Teaching unit 3: A mathematical approach to machine learning in imaging

Lecturer: Xui-Cheng Tai

In this course, I will present recent research exploring several innovative directions in neural network design, grounded in mathematical modeling and algorithmic insights.

 First, we introduce a general framework for constructing neural networks via operator splitting schemes. Starting from a suitable control problem, we discretize it using a carefully designed splitting method. Unrolling this scheme naturally yields new network architectures. We demonstrate this approach with two examples: a simplified UNet and the recently proposed PottsMGNet, both of which emerge naturally from the discretization process.

 Second, we offer a new mathematical explanation of the widely used UNet architecture. While UNet has been immensely successful in image segmentation tasks, its underlying structure has lacked rigorous theoretical interpretation. We show that UNet can be viewed as a one-step operator-splitting method for a control problem. Each component of the architecture corresponds to an element in the control formulation, and multigrid techniques are used to decompose the control variables. This perspective not only explains the effectiveness of UNet but also connects it with numerical PDE methods.
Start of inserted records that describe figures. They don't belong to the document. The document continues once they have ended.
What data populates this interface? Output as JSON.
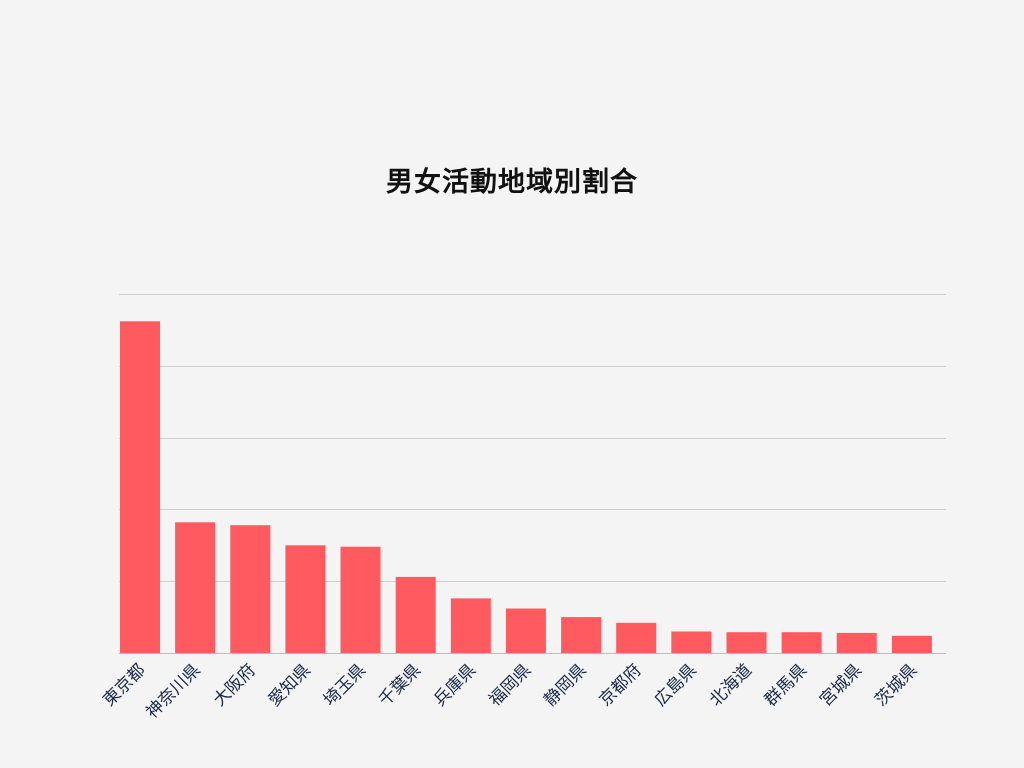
{
  "chart_data": {
    "type": "bar",
    "title": "男女活動地域別割合",
    "xlabel": "",
    "ylabel": "",
    "categories": [
      "東京都",
      "神奈川県",
      "大阪府",
      "愛知県",
      "埼玉県",
      "千葉県",
      "兵庫県",
      "福岡県",
      "静岡県",
      "京都府",
      "広島県",
      "北海道",
      "群馬県",
      "宮城県",
      "茨城県"
    ],
    "values": [
      23.1,
      9.1,
      8.9,
      7.5,
      7.4,
      5.3,
      3.8,
      3.1,
      2.5,
      2.1,
      1.5,
      1.45,
      1.45,
      1.4,
      1.2
    ],
    "ylim": [
      0,
      25
    ],
    "grid": true,
    "legend": "none",
    "colors": {
      "bar": "#ff5a5f"
    }
  }
}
 Third, we delve into shape representation and segmentation using neural networks, particularly through the lens of the PottsMGNet framework. Encoder-decoder architectures are prevalent in image processing, yet their mathematical foundations remain incomplete. We reinterpret these architectures using the two-phase Potts model, formulating the segmentation problem as a control problem in the continuous setting. The problem is then discretized—temporally via operator splitting (yielding PottsMGNet) and spatially via multigrid methods. This leads to a network structure that is provably equivalent to encoder-decoder architectures. PottsMGNet, with a soft-thresholding regularizer, demonstrates robustness to network width, depth, and high noise levels, outperforming or matching state-of-the-art networks in accuracy and Dice score.

 We further extend this framework to handle convex shape representation using level set methods. We derive necessary and sufficient conditions for level set functions to represent convex shapes and apply this to variational models for image segmentation. Efficient numerical algorithms are developed and validated through experiments. To improve segmentation in complex images, we incorporate landmark constraints—either enforcing that the boundary passes through specific points or that certain regions belong to foreground or background. These techniques are broadly applicable to convex shape optimization and can be adapted for other applications.